What is Principal Component Analysis?
Principal Component Analysis (PCA) takes a large data set with many variables per observation and reduces them to a smaller set of summary indices. These indices retain most of the information in the original set of variables. Analysts refer to these new values as principal components.
The principal components themselves are a set of new, uncorrelated variables that are linear combinations of the original variables.
Principal component analysis simplifies large data tables. With a vast sea of data, identifying the most important variables and finding patterns can be difficult. PCA’s simplification can help you visualize, analyze, and recognize patterns in your data more easily.
This method is particularly beneficial when you have many variables relative to the number of observations or when the variables are highly correlated. Principal component analysis helps resolve both problems by reducing the dataset to a smaller number of independent (i.e., uncorrelated) variables.
Typically, PCA is just one step in an analytical process. For example, you can use it before performing regression analysis, using a clustering algorithm, or creating a visualization.
While PCA provides many benefits, it’s crucial to realize that dimension reduction involves a tradeoff between potentially more robust models/improved classification accuracy versus reduced interpretability. Each principal component represents a mixture of the original variables. The process creates a linear combination of variables that squeezes the most explanatory power into each component rather than creating conceptual groupings of variables that make sense to us humans!
Read this guide to understand the goals and uses for principal components analysis, understand the components themselves, and work through an example dataset.
Principal Components Properties
In PCA, a component refers to a new, transformed variable that is a linear combination of the original variables. Think of them as indices that summarize the actual variables for each observation.
Each principal component (PC) captures as much information as possible in a single index. The process produces an uncorrelated set of principal components that avoids including redundant information. In other words, each index provides unique information even when the original variables are highly correlated.

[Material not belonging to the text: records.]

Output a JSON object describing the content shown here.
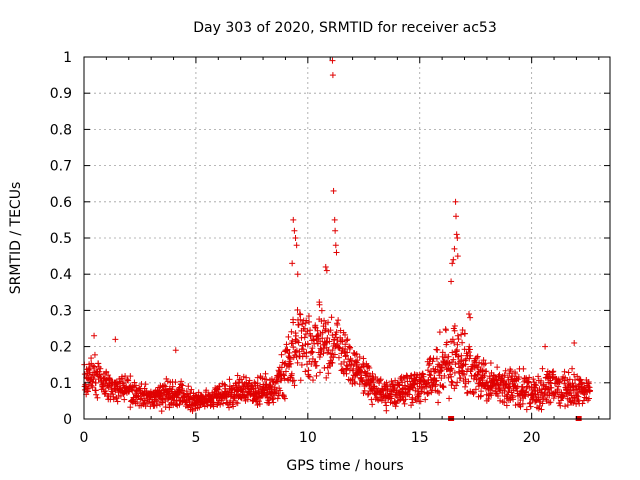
{
  "chart_data": {
    "type": "scatter",
    "title": "Day 303 of 2020, SRMTID for receiver ac53",
    "xlabel": "GPS time / hours",
    "ylabel": "SRMTID / TECUs",
    "xlim": [
      0,
      23.5
    ],
    "ylim": [
      0,
      1
    ],
    "grid": true,
    "marker": "+",
    "color": "#e00000",
    "x_ticks": [
      0,
      5,
      10,
      15,
      20
    ],
    "x_tick_labels": [
      "0",
      "5",
      "10",
      "15",
      "20"
    ],
    "y_ticks": [
      0,
      0.1,
      0.2,
      0.3,
      0.4,
      0.5,
      0.6,
      0.7,
      0.8,
      0.9,
      1
    ],
    "y_tick_labels": [
      "0",
      "0.1",
      "0.2",
      "0.3",
      "0.4",
      "0.5",
      "0.6",
      "0.7",
      "0.8",
      "0.9",
      "1"
    ],
    "profile": {
      "description_hours": [
        0,
        0.5,
        1,
        2,
        3,
        4,
        5,
        6,
        7,
        8,
        8.5,
        9,
        9.5,
        10,
        10.5,
        11,
        11.5,
        12,
        13,
        13.5,
        14,
        15,
        15.5,
        16,
        16.5,
        17,
        18,
        19,
        20,
        21,
        22,
        22.6
      ],
      "median_values": [
        0.11,
        0.12,
        0.09,
        0.08,
        0.06,
        0.07,
        0.05,
        0.06,
        0.08,
        0.08,
        0.07,
        0.14,
        0.22,
        0.19,
        0.23,
        0.2,
        0.19,
        0.15,
        0.08,
        0.06,
        0.08,
        0.09,
        0.11,
        0.14,
        0.18,
        0.15,
        0.1,
        0.09,
        0.08,
        0.09,
        0.08,
        0.07
      ],
      "spread": [
        0.05,
        0.07,
        0.05,
        0.05,
        0.04,
        0.05,
        0.03,
        0.04,
        0.05,
        0.05,
        0.04,
        0.1,
        0.14,
        0.1,
        0.12,
        0.1,
        0.09,
        0.07,
        0.05,
        0.04,
        0.05,
        0.06,
        0.07,
        0.1,
        0.12,
        0.1,
        0.06,
        0.06,
        0.06,
        0.06,
        0.06,
        0.05
      ]
    },
    "outliers": [
      {
        "x": 11.1,
        "y": 0.99
      },
      {
        "x": 11.12,
        "y": 0.95
      },
      {
        "x": 11.15,
        "y": 0.63
      },
      {
        "x": 11.2,
        "y": 0.55
      },
      {
        "x": 11.22,
        "y": 0.52
      },
      {
        "x": 11.25,
        "y": 0.48
      },
      {
        "x": 11.28,
        "y": 0.46
      },
      {
        "x": 9.35,
        "y": 0.55
      },
      {
        "x": 9.4,
        "y": 0.52
      },
      {
        "x": 9.45,
        "y": 0.5
      },
      {
        "x": 9.5,
        "y": 0.48
      },
      {
        "x": 9.3,
        "y": 0.43
      },
      {
        "x": 9.55,
        "y": 0.4
      },
      {
        "x": 10.8,
        "y": 0.42
      },
      {
        "x": 10.85,
        "y": 0.41
      },
      {
        "x": 16.6,
        "y": 0.6
      },
      {
        "x": 16.62,
        "y": 0.56
      },
      {
        "x": 16.65,
        "y": 0.51
      },
      {
        "x": 16.68,
        "y": 0.5
      },
      {
        "x": 16.55,
        "y": 0.47
      },
      {
        "x": 16.5,
        "y": 0.44
      },
      {
        "x": 16.45,
        "y": 0.43
      },
      {
        "x": 16.4,
        "y": 0.38
      },
      {
        "x": 16.7,
        "y": 0.45
      },
      {
        "x": 17.2,
        "y": 0.29
      },
      {
        "x": 17.25,
        "y": 0.28
      },
      {
        "x": 15.9,
        "y": 0.24
      },
      {
        "x": 1.4,
        "y": 0.22
      },
      {
        "x": 4.1,
        "y": 0.19
      },
      {
        "x": 20.6,
        "y": 0.2
      },
      {
        "x": 21.9,
        "y": 0.21
      },
      {
        "x": 0.45,
        "y": 0.23
      }
    ],
    "flag_markers": [
      {
        "x": 16.4,
        "y": 0
      },
      {
        "x": 22.1,
        "y": 0
      }
    ]
  }
}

The analysis produces a series of components: the first component explains the most variance, the second component explains the second most variance, and so on.
By using only the first several components that explain the greatest amount of variation, you can include most of the original information while reducing the dataset’s complexity.
The procedure can produce the same number of principal components as variables in the complete dataset. However, analysts typically use a much smaller subset of components than variables. Analysts often determine the number of PCs using statistical measures, such as the explained variance the downstream task requires.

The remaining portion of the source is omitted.